Apparently "E2 80 99" is the unicode hex representation of ' , but I don't understand why I can still see it in this form after having done email.decode('utf-8') before sending it to beautiful soup.
This is the element
<td border:="" class='3D"td"' left="" middle="" padding:="" solid="" style='3D"color:' text-align:="" v="ertical-align:">Hi Mike, It=E2=80=
=99s probably not a big drama if you are having problems separating product=
s from classes. It is not uncommon to receive an order for pole classes and=
a bottle of Dry Hands.
Also, remember that we will have just straight up product orders that your =
system will not be able to place into a class list, hence having the extra =
sheet for any =E2=80=9Cerroneous=E2=80=9D orders will be handy.</td>
I can post my code if required but I figure I must be making a simple mistake.
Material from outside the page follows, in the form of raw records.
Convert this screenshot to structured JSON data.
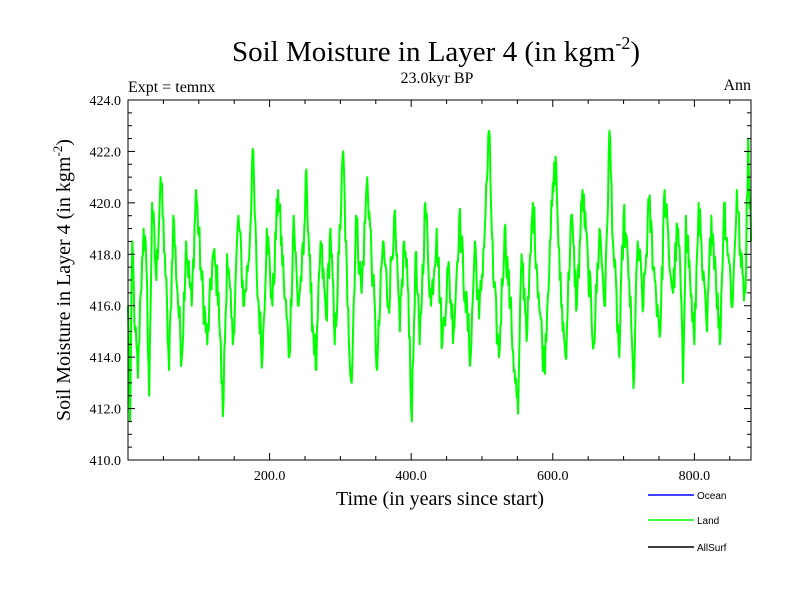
{
  "chart_data": {
    "type": "line",
    "title_main": "Soil Moisture in Layer 4 (in kgm",
    "title_sup": "-2",
    "title_end": ")",
    "subtitle": "23.0kyr BP",
    "left_label": "Expt = temnx",
    "right_label": "Ann",
    "xlabel": "Time (in years since start)",
    "ylabel_main": "Soil Moisture in Layer 4 (in kgm",
    "ylabel_sup": "-2",
    "ylabel_end": ")",
    "xlim": [
      0,
      880
    ],
    "ylim": [
      410.0,
      424.0
    ],
    "xticks": [
      200,
      400,
      600,
      800
    ],
    "xtick_labels": [
      "200.0",
      "400.0",
      "600.0",
      "800.0"
    ],
    "yticks": [
      410,
      412,
      414,
      416,
      418,
      420,
      422,
      424
    ],
    "ytick_labels": [
      "410.0",
      "412.0",
      "414.0",
      "416.0",
      "418.0",
      "420.0",
      "422.0",
      "424.0"
    ],
    "legend": [
      {
        "name": "Ocean",
        "color": "#0000ff"
      },
      {
        "name": "Land",
        "color": "#00ff00"
      },
      {
        "name": "AllSurf",
        "color": "#000000"
      }
    ],
    "series": [
      {
        "name": "Land",
        "color": "#00ff00",
        "keypoints": [
          [
            0,
            416.0
          ],
          [
            3,
            411.5
          ],
          [
            6,
            418.5
          ],
          [
            10,
            415.0
          ],
          [
            14,
            413.2
          ],
          [
            18,
            416.5
          ],
          [
            22,
            419.0
          ],
          [
            26,
            417.5
          ],
          [
            30,
            412.5
          ],
          [
            34,
            420.0
          ],
          [
            40,
            417.0
          ],
          [
            46,
            421.0
          ],
          [
            52,
            418.0
          ],
          [
            58,
            413.5
          ],
          [
            64,
            419.5
          ],
          [
            70,
            416.5
          ],
          [
            76,
            414.0
          ],
          [
            82,
            418.5
          ],
          [
            90,
            416.0
          ],
          [
            96,
            420.5
          ],
          [
            104,
            417.0
          ],
          [
            112,
            414.5
          ],
          [
            120,
            418.0
          ],
          [
            128,
            416.5
          ],
          [
            134,
            411.7
          ],
          [
            140,
            418.0
          ],
          [
            148,
            414.5
          ],
          [
            156,
            419.5
          ],
          [
            164,
            416.0
          ],
          [
            172,
            418.5
          ],
          [
            176,
            422.1
          ],
          [
            182,
            417.0
          ],
          [
            190,
            414.0
          ],
          [
            196,
            419.0
          ],
          [
            204,
            416.0
          ],
          [
            212,
            420.5
          ],
          [
            220,
            417.0
          ],
          [
            228,
            414.0
          ],
          [
            234,
            419.5
          ],
          [
            240,
            416.0
          ],
          [
            248,
            418.0
          ],
          [
            252,
            421.3
          ],
          [
            258,
            416.5
          ],
          [
            266,
            413.5
          ],
          [
            272,
            418.5
          ],
          [
            280,
            415.5
          ],
          [
            286,
            419.0
          ],
          [
            292,
            414.5
          ],
          [
            298,
            418.0
          ],
          [
            304,
            422.0
          ],
          [
            310,
            416.0
          ],
          [
            316,
            413.0
          ],
          [
            322,
            419.5
          ],
          [
            330,
            416.5
          ],
          [
            338,
            421.0
          ],
          [
            346,
            417.0
          ],
          [
            352,
            413.5
          ],
          [
            360,
            418.5
          ],
          [
            368,
            416.0
          ],
          [
            376,
            419.5
          ],
          [
            384,
            415.0
          ],
          [
            390,
            418.5
          ],
          [
            396,
            416.5
          ],
          [
            401,
            411.5
          ],
          [
            406,
            418.0
          ],
          [
            412,
            414.5
          ],
          [
            420,
            420.0
          ],
          [
            428,
            416.0
          ],
          [
            436,
            419.0
          ],
          [
            444,
            414.5
          ],
          [
            452,
            417.5
          ],
          [
            460,
            415.0
          ],
          [
            468,
            419.5
          ],
          [
            476,
            416.5
          ],
          [
            484,
            414.0
          ],
          [
            490,
            418.5
          ],
          [
            496,
            415.5
          ],
          [
            504,
            419.0
          ],
          [
            510,
            422.8
          ],
          [
            516,
            417.0
          ],
          [
            524,
            414.0
          ],
          [
            532,
            419.0
          ],
          [
            540,
            416.0
          ],
          [
            546,
            413.5
          ],
          [
            551,
            411.8
          ],
          [
            556,
            418.0
          ],
          [
            564,
            415.0
          ],
          [
            572,
            420.0
          ],
          [
            580,
            416.5
          ],
          [
            588,
            413.5
          ],
          [
            596,
            418.5
          ],
          [
            604,
            421.8
          ],
          [
            610,
            417.0
          ],
          [
            618,
            414.0
          ],
          [
            626,
            419.5
          ],
          [
            634,
            416.0
          ],
          [
            642,
            420.5
          ],
          [
            650,
            417.5
          ],
          [
            658,
            414.5
          ],
          [
            666,
            419.0
          ],
          [
            674,
            416.0
          ],
          [
            680,
            422.8
          ],
          [
            686,
            418.0
          ],
          [
            694,
            414.0
          ],
          [
            700,
            419.5
          ],
          [
            708,
            417.0
          ],
          [
            714,
            412.8
          ],
          [
            720,
            418.5
          ],
          [
            728,
            416.0
          ],
          [
            736,
            420.0
          ],
          [
            744,
            417.0
          ],
          [
            752,
            415.0
          ],
          [
            758,
            420.5
          ],
          [
            764,
            418.0
          ],
          [
            770,
            416.5
          ],
          [
            776,
            419.0
          ],
          [
            780,
            417.5
          ],
          [
            784,
            413.0
          ],
          [
            788,
            419.5
          ],
          [
            794,
            417.0
          ],
          [
            800,
            414.5
          ],
          [
            806,
            420.0
          ],
          [
            812,
            417.0
          ],
          [
            818,
            415.0
          ],
          [
            824,
            419.5
          ],
          [
            830,
            417.5
          ],
          [
            836,
            414.5
          ],
          [
            842,
            420.0
          ],
          [
            848,
            418.0
          ],
          [
            854,
            416.0
          ],
          [
            860,
            420.5
          ],
          [
            866,
            417.5
          ],
          [
            872,
            416.5
          ],
          [
            876,
            422.5
          ],
          [
            880,
            418.5
          ]
        ]
      }
    ]
  }
}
I checked out the answer to this question Decode Hex String in Python 3 but i think that expects the entire string to be hex rather than just having random hex parts. but I'm honestly not even sure how to search for "decode partial hex strings"
My final questions are
Q1 How do I convert
'Hi Mike, It=E2=80=\r\n=99s probably not a big drama if you are having problems separating product=\r\ns from classes. It is not uncommon to receive an order for pole classes and=\r\n a bottle of Dry Hands.\r\nAlso, remember that we will have just straight up product orders that your =\r\nsystem will not be able to place into a class list, hence having the extra =\r\nsheet for any =E2=80=9Cerroneous=E2=80=9D orders will be handy.'
into
'Hi Mike, It's probably not a big drama if you are having problems separating products from classes. It is not uncommon to receive an order for pole classes and=\r\n a bottle of Dry Hands.Also, remember that we will have just straight up product orders that your system will not be able to place into a class list, hence having the extra sheet for any "erroneous" orders will be handy.'
using python 3, without manually fixing each string and writing a replace method for each possible character.
Q2 Why does this "=\r\n" appear everywhere in my string but not in the rendered html?